AXIS Capital Holdings Ltd., PartnerRe Ltd. and their pending $11 billion merger are back in Standard & Poor’s good graces, which has affirmed the ratings of both companies after essentially putting them on probation.
In January, Standard & Poor’s placed all of the ratings on both companies and their subsidiaries on CreditWatch with negative implications, due, in part, to anticipation of post-merger complications.
But S&P changed its tune on March 13, affirming its A+ financial strength and long-term counterparty credit ratings for AXIS and PartnerRe and their respective subsidiaries. They’ve also been removed from CreditWatch negative, and the outlook is stable for both.
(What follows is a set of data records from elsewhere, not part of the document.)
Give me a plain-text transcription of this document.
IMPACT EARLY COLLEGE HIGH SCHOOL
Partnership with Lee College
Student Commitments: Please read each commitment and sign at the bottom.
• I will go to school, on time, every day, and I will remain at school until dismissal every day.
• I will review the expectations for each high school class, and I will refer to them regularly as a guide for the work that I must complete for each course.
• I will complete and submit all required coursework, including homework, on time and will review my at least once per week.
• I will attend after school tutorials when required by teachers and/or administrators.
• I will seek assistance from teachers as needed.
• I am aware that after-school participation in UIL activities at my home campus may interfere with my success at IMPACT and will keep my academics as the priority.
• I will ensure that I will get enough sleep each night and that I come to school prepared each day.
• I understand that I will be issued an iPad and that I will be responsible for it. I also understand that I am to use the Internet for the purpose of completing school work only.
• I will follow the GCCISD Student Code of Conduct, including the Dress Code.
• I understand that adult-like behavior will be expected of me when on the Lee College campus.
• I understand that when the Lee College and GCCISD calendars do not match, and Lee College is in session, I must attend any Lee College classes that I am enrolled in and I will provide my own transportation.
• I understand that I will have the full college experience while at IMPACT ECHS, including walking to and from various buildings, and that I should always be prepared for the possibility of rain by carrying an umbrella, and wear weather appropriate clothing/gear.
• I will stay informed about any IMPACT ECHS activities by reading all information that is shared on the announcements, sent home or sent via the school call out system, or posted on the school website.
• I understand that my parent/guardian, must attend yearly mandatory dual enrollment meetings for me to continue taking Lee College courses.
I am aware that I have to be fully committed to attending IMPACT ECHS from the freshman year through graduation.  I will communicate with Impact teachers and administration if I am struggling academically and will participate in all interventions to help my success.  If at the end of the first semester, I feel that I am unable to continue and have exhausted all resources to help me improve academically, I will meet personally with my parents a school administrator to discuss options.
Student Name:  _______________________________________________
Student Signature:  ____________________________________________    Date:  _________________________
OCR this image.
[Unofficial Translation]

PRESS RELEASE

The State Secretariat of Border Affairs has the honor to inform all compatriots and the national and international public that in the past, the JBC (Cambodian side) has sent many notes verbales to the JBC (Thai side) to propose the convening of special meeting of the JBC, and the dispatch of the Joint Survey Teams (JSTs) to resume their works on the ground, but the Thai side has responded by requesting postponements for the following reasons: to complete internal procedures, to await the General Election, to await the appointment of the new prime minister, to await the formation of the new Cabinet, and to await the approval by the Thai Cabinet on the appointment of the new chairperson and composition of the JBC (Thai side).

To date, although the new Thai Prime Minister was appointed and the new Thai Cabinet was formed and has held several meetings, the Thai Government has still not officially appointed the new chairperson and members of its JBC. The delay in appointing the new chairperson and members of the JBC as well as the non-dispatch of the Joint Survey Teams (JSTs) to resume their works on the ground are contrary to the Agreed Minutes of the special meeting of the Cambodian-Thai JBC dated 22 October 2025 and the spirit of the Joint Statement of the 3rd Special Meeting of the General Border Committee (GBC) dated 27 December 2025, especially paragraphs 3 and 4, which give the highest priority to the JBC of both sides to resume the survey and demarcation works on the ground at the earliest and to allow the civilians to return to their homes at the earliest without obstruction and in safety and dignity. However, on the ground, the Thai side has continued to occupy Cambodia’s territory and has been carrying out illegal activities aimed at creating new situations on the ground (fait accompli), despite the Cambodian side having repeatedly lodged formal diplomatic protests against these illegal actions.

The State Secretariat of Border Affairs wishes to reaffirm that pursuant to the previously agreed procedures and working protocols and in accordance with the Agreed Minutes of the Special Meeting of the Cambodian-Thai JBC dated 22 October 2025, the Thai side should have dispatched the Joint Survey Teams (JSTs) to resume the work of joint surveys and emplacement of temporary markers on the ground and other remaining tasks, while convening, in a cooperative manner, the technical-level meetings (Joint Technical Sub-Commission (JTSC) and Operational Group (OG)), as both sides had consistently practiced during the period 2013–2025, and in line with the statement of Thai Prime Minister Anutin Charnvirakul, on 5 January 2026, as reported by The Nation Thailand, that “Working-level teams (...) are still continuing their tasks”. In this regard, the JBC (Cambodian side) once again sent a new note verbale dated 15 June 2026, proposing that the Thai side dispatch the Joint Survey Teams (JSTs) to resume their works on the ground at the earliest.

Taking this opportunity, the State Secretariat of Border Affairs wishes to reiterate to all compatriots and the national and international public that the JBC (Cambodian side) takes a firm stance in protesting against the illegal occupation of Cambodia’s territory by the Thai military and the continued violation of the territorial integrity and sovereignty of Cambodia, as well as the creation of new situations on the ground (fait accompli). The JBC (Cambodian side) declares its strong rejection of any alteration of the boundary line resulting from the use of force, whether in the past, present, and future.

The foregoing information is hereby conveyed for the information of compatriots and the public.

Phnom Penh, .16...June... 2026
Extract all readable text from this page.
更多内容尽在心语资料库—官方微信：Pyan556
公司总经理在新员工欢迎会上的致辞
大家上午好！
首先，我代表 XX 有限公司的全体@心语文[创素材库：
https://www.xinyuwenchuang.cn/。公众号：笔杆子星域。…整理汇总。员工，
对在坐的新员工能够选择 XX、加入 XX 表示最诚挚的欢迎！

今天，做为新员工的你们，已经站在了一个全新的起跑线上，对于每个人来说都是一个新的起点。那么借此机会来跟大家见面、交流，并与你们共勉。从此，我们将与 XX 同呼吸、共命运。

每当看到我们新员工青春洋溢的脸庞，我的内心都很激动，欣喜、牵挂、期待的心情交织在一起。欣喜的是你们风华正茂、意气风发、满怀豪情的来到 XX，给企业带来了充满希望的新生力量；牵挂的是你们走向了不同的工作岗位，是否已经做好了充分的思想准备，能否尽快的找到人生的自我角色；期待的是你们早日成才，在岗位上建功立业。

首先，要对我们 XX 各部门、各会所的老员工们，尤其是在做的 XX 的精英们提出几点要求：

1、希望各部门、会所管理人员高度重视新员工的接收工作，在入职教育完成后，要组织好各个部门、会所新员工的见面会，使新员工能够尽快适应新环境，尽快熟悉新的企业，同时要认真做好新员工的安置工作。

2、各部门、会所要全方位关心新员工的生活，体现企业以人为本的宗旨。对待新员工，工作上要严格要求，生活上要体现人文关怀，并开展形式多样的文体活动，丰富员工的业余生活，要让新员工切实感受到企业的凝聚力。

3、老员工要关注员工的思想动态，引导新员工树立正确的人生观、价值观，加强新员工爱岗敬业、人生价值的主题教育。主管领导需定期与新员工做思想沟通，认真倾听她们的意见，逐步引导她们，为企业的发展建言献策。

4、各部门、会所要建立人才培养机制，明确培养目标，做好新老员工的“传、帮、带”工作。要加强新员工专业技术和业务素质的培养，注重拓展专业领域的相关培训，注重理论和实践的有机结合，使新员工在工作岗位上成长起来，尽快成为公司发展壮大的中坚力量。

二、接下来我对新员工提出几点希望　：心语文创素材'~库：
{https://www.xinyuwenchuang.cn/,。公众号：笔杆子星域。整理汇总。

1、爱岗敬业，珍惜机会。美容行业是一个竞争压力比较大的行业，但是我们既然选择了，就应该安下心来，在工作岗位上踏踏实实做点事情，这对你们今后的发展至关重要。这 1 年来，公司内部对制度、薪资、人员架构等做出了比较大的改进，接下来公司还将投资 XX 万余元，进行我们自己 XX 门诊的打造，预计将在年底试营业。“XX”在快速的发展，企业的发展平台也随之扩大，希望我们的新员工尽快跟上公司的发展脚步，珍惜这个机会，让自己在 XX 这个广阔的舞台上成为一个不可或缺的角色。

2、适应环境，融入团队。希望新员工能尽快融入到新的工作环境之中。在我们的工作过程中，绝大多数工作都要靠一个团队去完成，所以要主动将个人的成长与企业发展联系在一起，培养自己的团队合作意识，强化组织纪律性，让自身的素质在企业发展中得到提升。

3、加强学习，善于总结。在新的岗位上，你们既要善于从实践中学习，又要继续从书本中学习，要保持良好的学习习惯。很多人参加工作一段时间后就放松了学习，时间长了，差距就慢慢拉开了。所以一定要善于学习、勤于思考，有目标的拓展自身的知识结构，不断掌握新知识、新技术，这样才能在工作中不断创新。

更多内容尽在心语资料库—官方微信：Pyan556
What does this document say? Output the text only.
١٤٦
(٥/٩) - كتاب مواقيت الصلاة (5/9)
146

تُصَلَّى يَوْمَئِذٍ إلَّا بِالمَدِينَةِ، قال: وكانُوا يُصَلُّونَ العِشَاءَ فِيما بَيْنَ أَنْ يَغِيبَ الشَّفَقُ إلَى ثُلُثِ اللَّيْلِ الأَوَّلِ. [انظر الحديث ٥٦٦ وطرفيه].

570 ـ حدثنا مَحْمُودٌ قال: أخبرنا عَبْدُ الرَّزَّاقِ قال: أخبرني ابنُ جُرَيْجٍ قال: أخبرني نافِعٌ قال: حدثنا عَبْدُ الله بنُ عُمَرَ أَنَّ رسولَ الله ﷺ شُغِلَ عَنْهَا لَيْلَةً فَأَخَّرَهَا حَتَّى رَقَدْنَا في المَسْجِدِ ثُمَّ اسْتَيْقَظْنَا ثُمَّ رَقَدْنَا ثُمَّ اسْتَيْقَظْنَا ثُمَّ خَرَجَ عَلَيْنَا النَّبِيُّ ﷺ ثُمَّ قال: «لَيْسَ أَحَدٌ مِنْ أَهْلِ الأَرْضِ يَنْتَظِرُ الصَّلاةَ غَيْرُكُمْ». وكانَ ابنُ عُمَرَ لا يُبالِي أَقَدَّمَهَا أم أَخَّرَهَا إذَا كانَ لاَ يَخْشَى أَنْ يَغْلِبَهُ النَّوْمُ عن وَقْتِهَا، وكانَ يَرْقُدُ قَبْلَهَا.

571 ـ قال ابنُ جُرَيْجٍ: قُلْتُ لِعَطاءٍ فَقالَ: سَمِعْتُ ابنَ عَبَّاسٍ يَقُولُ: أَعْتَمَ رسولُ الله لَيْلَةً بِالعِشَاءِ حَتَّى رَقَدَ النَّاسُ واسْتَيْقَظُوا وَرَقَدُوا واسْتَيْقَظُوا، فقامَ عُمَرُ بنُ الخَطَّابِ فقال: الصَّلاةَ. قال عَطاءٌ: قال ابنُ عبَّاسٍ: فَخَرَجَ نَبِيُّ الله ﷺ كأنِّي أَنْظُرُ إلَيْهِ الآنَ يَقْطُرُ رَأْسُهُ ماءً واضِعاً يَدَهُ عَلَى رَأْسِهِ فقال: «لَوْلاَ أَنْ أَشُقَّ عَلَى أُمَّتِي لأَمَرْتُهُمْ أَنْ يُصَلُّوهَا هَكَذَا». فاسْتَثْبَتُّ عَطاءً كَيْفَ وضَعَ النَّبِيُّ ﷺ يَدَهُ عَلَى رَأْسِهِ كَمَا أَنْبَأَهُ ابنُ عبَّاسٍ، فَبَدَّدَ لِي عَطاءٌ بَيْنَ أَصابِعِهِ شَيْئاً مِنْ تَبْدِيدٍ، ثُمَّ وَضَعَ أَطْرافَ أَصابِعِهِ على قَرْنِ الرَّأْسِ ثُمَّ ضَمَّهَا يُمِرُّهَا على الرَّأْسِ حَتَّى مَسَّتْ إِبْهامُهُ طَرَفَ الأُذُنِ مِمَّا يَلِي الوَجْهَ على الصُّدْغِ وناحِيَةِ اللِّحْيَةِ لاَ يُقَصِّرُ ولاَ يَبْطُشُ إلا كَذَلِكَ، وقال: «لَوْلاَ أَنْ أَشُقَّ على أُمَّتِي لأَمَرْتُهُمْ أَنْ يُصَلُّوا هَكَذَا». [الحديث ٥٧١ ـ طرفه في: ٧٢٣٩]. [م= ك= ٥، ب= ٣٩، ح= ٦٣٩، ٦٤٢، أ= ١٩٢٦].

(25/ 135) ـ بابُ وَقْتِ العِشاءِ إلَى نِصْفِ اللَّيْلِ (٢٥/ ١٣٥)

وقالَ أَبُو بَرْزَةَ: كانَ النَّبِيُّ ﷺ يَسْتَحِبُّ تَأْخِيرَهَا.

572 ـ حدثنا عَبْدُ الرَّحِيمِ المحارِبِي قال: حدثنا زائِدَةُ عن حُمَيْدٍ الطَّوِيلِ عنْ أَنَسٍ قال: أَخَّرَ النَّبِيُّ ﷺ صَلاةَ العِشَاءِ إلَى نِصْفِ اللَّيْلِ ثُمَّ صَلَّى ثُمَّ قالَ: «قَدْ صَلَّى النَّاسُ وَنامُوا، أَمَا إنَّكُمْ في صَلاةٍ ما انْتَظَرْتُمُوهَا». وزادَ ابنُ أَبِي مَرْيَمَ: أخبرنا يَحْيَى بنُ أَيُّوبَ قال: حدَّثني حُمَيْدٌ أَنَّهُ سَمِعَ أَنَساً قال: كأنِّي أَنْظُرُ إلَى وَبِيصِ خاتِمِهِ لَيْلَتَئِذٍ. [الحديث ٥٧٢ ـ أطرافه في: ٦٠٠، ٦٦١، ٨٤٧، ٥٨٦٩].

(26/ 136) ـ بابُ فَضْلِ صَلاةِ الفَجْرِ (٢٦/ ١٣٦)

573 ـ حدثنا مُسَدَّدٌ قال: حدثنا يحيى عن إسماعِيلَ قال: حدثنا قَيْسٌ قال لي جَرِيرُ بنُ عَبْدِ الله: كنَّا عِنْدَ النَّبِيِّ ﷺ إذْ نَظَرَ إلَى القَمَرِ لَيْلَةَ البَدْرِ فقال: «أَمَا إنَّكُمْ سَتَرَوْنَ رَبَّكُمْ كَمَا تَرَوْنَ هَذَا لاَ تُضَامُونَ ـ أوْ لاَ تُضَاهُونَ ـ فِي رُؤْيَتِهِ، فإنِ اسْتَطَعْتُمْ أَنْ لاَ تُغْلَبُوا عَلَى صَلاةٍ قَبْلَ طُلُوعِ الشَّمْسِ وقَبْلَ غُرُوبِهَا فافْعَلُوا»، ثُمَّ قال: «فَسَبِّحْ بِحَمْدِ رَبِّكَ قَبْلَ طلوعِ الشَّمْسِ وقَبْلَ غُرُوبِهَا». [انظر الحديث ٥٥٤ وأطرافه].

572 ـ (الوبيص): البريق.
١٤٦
As well, S&P affirmed its A- long-term counterparty credit ratings for both companies.
Why the change?
“The affirmation reflects our opinion that this merger of equals will bring together two strong insurance and reinsurance franchises, which will benefit from increased scale and enhanced market presence,” Standard & Poor’s credit analyst Taoufik Gharib said in the updated evaluation.
He added that the all-stock transaction “will ultimately create a stronger global competitive position in the next two years,” with limited reinsurance business overlap and virtually no redundancy in the global specialty insurance business. There’s also virtually no duplication in the life, and accident and health business, he noted.
As well, Standard & Poor’s said it expects the combined company to continue at very strong levels of capitalization, “redundant at the ‘AA’ level after the deal closes and through 2017.”
Meanwhile, A.M. Best still has the financial -strength ratings of both companies and their subsidiaries under review, with negative implications, due, in part to the risk to ongoing operations for both companies as they integrate.